Bis auf die Orchesternummern und die, in denen Konzertgitarre enthalten ist, spieltechnisch eigentlich alle. Wir experimentieren zwar mit Orchesterplayback vom Rechner, aber so richtig überzeugt hat mich das bis jetzt noch nicht. Und Konzertgitarre und Bass im Wechsel, gibt zwar Musiker die das können, ich kann das wegen der grundsätzlich verschiedenen Spielweise und den verschiedenen Saitenstärken allerdings nicht. Wenn du mit umsetzen allerdings auch optische Präsentation meinst, keines, da meine Vorstellungen von Lightshow und Effekten leider jenseits der finanziellen Möglichkeiten liegen.

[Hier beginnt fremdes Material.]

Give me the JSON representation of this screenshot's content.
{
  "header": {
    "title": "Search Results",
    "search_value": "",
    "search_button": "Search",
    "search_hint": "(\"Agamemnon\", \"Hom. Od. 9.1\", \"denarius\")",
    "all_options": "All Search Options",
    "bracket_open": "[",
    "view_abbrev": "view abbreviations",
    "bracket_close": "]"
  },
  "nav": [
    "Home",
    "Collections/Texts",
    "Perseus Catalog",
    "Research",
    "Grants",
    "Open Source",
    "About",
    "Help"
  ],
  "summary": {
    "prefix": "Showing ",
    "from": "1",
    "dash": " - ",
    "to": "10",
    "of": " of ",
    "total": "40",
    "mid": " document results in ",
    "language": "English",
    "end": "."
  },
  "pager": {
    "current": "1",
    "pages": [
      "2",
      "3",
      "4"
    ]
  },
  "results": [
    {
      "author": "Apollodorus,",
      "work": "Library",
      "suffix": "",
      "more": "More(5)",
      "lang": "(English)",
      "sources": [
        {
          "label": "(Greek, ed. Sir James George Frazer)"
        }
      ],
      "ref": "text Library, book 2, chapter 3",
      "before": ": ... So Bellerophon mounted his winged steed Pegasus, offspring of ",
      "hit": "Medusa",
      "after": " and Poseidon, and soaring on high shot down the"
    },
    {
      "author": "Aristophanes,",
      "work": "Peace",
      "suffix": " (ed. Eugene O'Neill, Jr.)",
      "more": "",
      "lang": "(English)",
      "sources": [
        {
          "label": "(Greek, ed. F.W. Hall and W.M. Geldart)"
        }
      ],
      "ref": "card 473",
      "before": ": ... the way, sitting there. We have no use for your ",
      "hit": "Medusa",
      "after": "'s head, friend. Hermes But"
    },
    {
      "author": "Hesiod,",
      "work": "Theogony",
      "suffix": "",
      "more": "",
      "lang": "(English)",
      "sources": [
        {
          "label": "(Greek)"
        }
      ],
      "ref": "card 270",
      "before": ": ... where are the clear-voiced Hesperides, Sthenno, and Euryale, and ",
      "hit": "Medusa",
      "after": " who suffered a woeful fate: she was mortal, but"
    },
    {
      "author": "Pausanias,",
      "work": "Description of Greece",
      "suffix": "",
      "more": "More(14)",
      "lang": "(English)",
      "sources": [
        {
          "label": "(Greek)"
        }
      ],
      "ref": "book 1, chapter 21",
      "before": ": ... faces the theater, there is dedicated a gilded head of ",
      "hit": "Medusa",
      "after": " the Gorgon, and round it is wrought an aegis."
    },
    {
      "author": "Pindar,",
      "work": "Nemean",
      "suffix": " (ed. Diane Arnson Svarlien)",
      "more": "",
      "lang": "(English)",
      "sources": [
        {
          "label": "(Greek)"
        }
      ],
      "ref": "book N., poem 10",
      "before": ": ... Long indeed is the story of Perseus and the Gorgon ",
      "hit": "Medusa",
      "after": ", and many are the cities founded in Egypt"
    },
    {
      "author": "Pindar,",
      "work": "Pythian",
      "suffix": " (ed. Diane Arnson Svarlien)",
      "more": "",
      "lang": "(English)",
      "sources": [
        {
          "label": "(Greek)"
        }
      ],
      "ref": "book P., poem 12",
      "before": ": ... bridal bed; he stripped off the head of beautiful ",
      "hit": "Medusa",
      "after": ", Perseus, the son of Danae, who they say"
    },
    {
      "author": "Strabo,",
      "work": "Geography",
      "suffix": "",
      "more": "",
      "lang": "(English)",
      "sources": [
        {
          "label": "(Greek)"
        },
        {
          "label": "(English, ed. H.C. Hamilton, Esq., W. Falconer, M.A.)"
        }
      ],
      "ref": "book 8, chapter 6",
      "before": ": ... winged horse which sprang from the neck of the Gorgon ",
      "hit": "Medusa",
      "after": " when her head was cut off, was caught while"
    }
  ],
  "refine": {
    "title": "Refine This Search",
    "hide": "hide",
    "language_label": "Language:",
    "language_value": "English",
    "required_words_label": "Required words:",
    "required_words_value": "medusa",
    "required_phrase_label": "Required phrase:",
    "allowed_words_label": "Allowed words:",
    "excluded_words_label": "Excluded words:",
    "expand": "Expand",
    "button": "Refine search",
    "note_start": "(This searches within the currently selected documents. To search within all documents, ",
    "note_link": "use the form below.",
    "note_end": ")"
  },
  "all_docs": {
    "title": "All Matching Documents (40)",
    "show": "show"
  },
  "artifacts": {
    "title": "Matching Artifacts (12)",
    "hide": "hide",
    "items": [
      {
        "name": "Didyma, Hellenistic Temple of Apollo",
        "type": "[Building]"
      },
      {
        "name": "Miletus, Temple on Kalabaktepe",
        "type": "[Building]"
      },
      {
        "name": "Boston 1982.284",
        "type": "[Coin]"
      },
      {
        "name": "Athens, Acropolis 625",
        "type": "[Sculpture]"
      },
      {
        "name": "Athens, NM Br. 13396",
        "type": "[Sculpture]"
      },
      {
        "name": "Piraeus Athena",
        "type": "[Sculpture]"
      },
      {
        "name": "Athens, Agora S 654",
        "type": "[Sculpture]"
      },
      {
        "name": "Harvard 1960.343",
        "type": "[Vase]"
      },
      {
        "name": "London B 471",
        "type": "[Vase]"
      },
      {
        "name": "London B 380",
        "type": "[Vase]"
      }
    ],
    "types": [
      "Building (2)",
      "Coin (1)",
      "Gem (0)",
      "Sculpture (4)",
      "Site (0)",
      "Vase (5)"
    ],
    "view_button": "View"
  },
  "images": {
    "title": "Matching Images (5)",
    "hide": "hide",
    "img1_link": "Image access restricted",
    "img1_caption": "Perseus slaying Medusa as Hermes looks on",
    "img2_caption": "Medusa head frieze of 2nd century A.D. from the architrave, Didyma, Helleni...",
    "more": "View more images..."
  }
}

Welche Ideen hattet Ihr noch, um Eure Anhängerschaft zu beglücken oder sogar zu vergrößern, ehe diese Pandemie ganze Länder in einen Dornröschenschlaf versetzen sollte?

Wir hatten es tatsächlich geschafft, mehrere Shows in Europa so zu koordinieren, dass die, wie von mir gewünscht, innerhalb eines Monats dicht hintereinander lagen und sogar alle mal Zeit und richtig Bock hatten. Na ja, hat sich jetzt auch erst einmal wieder erledigt, mal sehen, was davon noch klappt.

Sehr schade. Denn Ihr wollt ja wohl nach Veröffentlichung nicht wieder so schnell aus dem Rampenlicht verschwinden, oder?

Warum nicht, das Werk spricht doch für sich 😉 .

Wo siehst Du eigentlich heute die Band im Business stehen, welche Position nehmt Ihr ein?

Da kann ich dir wirklich absolut nichts zu sagen, mach ich mir auch keinen Kopp drüber.

Gehört Ihr zu den Standhaften, den Außenseitern?

Da gehöre ich wohl eher zu der aussterbenden Gattung der Standhaften, die noch eine Meinung haben, die auch argumentativ vertreten können und nicht jedem Hype oder Trend hinterherlaufen.

… und wo musikalisch? Im Thrash oder Power oder Prog Metal? Oder bist Du über solch musikalische Einpferchungen längst hinweg?

Diese “Einpferchungen“ (schöner Ausdruck !) hab ich eigentlich noch nie akzeptiert, wie man in unzähligen Interviews nachlesen kann. Musik, oder – besser – eine Komposition ist immer Ausdruck der Persönlichkeit(en), die sie geschrieben hat, die Kategorien kommen eher von den Rezensenten.

Vertreibst Du Dir momentan wenigstens die Zeit ganz stilecht für einen Musiker: egal ob vor, während oder nach einer Pandemie – einfach mit Komponieren?

Aber sicher, Instrumente im Haus, genug Ideen im Hirn, gute Bücher im Regal, Bier im Kühlschrank – da kommt keine Langeweile auf.